The Financial Action Task Force (FATF), an inter-governmental body established by the Group of Seven (G7) that sets policies and standards on anti-money laundering and combating terrorist financing, says this in a just completed report on New Zealand.
The report, a follow-up report, sees New Zealand removed from a follow-up assessment list. This comes after the Anti-Money Laundering and Countering the Financing of Terrorism Act (AML/CFT Act) took effect from June 30. However, one area FATF still wants to see more progress on from New Zealand is in dealers of precious metals and stones, and company service providers such as lawyers, accountants and real estate agents, becoming subject to AML/CFT requirements.
A Ministry of Justice spokesman told interest.co.nz in August the Government was considering introducing AML/CFT obligations for businesses and professions, including lawyers, accountants, conveyancing practitioners, real estate agents and businesses that deal in high-value goods such as auctioneers and bullion dealers. However, the Ministry of Justice was in "the early stages of policy development" with these so-called phase II reforms, and no precise timeframes for any legislative changes had been set.
And in a statement welcoming the FATF report, Justice Minister Judith Collins said the Government was "already moving" to address recommendations in the new FATF report, such as improving monitoring of institutions’ efforts to prevent terrorist financing and considering extending the AML/CFT Act to cover professions such as lawyers, accountants, real estate agents and high-value dealers.
However, the FATF report itself indicates a specific timeframe for extension of the AML/CFT Act.
"The Ministry of Justice is currently carrying out initial scoping work on the phase II reform, including setting timeframes for policy development, consultation and the legislative process. While the ultimate timing of the reform will be subject to government approval and priorities, it is anticipated that the phase II reforms will be enacted and in force by 2017," the FATF report says.
Collins, meanwhile, said the "stamp of approval" for New Zealand's anti-money laundering and countering the financing of terrorism laws was important.
“Being in step with the rest of the world is crucial to New Zealand as a trading nation, as more authorities around the world are requiring compliance with AML/CFT standards," Collins said. “Being internationally recognised for our progress is an important validation of New Zealand’s efforts. As a trading nation and good international citizen, we must keep in step with our major trading partners and do our part in tackling serious economic crimes.”
The FATF report itself said: "In October 2013, the FATF recognised that New Zealand had made significant progress in addressing the deficiencies identified in the 2009 mutual evaluation report and could be removed from the regular follow-up process."
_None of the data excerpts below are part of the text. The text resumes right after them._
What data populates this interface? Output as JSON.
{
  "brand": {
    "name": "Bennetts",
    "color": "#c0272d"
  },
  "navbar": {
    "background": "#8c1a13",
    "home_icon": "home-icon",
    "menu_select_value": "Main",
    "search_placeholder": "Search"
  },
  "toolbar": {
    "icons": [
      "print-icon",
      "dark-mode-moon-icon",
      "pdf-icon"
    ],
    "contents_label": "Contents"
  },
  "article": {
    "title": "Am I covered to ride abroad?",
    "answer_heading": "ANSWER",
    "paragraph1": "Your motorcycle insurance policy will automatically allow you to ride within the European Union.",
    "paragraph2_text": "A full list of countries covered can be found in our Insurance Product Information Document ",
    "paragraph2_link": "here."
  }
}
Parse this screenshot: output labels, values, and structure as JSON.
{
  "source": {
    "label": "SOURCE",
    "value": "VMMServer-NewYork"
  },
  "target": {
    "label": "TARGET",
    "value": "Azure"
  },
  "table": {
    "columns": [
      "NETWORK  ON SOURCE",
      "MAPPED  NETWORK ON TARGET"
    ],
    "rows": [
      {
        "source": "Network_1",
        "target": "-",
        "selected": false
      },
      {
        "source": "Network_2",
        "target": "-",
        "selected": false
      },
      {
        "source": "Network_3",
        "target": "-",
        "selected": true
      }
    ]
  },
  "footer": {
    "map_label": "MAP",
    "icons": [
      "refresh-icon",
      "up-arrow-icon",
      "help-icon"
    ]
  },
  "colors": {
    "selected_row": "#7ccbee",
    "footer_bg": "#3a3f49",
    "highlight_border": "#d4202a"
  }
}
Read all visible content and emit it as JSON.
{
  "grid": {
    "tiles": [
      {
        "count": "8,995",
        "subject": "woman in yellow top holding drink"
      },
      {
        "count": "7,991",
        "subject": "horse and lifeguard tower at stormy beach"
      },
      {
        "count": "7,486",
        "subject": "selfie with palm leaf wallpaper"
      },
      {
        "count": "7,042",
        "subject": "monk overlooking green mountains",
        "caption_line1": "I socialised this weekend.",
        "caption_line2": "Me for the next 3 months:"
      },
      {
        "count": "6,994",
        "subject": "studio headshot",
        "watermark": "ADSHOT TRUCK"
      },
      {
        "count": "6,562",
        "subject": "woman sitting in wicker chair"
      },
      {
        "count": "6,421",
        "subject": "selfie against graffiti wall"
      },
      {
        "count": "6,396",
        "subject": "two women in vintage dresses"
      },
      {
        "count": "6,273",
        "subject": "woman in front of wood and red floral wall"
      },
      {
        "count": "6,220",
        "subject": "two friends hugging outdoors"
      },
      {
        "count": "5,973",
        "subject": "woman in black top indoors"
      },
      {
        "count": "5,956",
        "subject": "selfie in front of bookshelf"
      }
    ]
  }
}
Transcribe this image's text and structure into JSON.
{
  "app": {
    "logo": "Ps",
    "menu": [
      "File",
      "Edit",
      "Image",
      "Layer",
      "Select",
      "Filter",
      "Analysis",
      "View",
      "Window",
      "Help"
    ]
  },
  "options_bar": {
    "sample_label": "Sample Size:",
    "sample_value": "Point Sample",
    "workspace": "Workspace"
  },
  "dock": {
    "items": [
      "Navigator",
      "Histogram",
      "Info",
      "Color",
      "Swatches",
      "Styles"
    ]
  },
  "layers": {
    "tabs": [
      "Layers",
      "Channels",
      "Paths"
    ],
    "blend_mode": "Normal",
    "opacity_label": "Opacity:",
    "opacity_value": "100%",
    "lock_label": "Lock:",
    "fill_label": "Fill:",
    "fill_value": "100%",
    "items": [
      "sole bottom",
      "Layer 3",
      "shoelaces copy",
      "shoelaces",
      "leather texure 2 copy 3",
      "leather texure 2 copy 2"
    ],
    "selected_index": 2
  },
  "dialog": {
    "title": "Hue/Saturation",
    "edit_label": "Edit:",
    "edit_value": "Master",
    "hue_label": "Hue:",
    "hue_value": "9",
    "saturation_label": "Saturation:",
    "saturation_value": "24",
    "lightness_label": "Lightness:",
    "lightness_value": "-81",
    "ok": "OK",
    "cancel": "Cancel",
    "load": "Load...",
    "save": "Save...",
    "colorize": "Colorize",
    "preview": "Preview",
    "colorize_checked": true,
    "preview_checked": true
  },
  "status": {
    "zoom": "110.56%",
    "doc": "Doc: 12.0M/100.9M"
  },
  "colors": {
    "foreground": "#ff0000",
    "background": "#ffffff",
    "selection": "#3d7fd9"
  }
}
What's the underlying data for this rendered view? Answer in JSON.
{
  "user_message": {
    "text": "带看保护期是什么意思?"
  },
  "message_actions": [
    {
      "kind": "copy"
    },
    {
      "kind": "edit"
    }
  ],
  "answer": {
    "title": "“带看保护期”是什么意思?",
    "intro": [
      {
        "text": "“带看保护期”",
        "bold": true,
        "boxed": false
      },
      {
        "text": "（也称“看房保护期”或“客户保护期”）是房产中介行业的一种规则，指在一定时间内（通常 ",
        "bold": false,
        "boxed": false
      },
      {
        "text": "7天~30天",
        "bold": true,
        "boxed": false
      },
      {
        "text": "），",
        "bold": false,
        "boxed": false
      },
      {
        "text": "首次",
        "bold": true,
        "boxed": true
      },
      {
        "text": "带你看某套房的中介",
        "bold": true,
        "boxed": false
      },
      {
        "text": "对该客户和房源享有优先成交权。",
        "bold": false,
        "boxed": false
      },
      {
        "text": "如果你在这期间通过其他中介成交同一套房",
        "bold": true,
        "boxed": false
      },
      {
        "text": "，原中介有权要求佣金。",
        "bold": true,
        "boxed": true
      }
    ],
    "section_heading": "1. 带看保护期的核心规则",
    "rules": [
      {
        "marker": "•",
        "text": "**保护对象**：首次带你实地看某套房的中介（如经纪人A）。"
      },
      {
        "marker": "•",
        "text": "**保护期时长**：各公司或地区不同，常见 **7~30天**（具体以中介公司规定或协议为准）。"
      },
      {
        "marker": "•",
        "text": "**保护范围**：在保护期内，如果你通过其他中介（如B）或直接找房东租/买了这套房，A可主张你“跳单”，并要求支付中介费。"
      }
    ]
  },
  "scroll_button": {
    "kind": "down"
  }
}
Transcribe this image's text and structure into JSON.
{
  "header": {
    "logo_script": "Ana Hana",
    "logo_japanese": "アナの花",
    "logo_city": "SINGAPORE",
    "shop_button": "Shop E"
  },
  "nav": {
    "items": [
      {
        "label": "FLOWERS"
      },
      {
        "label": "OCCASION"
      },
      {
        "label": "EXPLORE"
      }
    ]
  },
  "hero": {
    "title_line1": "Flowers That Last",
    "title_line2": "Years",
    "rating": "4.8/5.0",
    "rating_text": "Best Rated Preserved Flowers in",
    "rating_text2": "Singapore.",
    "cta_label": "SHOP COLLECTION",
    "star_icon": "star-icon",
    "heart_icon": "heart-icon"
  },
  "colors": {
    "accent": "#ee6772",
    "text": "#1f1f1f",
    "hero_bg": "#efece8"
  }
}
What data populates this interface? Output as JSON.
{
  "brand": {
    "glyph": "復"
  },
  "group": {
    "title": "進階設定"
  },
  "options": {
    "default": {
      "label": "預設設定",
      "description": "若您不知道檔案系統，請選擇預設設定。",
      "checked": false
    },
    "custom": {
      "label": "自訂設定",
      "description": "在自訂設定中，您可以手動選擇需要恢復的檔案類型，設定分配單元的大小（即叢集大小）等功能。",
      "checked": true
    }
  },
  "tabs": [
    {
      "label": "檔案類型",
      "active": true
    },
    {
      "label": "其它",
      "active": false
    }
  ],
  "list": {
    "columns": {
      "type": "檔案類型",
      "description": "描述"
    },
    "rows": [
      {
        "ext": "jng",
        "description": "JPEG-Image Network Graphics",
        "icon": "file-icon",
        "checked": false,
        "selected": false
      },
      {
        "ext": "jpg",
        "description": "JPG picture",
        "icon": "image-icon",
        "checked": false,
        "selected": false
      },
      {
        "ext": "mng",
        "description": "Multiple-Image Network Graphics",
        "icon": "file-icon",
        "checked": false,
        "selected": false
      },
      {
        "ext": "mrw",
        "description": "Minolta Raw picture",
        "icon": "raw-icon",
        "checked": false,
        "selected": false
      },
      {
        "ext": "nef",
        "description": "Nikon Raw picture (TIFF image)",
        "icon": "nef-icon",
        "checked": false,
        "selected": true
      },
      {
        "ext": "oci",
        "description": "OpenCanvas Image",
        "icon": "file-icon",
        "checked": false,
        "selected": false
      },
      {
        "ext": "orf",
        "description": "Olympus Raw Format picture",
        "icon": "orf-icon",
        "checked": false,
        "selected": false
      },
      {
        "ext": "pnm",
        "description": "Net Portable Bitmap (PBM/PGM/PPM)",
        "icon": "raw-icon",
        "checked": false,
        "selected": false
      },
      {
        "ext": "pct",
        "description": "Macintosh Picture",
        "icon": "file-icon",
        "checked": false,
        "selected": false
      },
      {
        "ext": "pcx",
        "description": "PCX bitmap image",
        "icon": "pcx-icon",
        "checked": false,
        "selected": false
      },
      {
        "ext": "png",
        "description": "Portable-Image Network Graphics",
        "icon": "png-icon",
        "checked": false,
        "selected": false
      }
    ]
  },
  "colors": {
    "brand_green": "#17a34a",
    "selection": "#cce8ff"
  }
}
Currently the Reserve Bank is tasked with overseeing compliance with the AML/CFT Act by banks, life insurers and non-bank deposit takers such as finance companies, building societies and credit unions. The Financial Markets Authority (FMA) is tasked with overseeing compliance by issuers of securities, trustee companies, futures dealers, collective investment schemes, brokers, and financial advisers. And the Department of Internal Affairs oversees compliance by casinos, non-deposit taking lenders, money changers, and any other financial institutions not supervised by the Reserve Bank or FMA.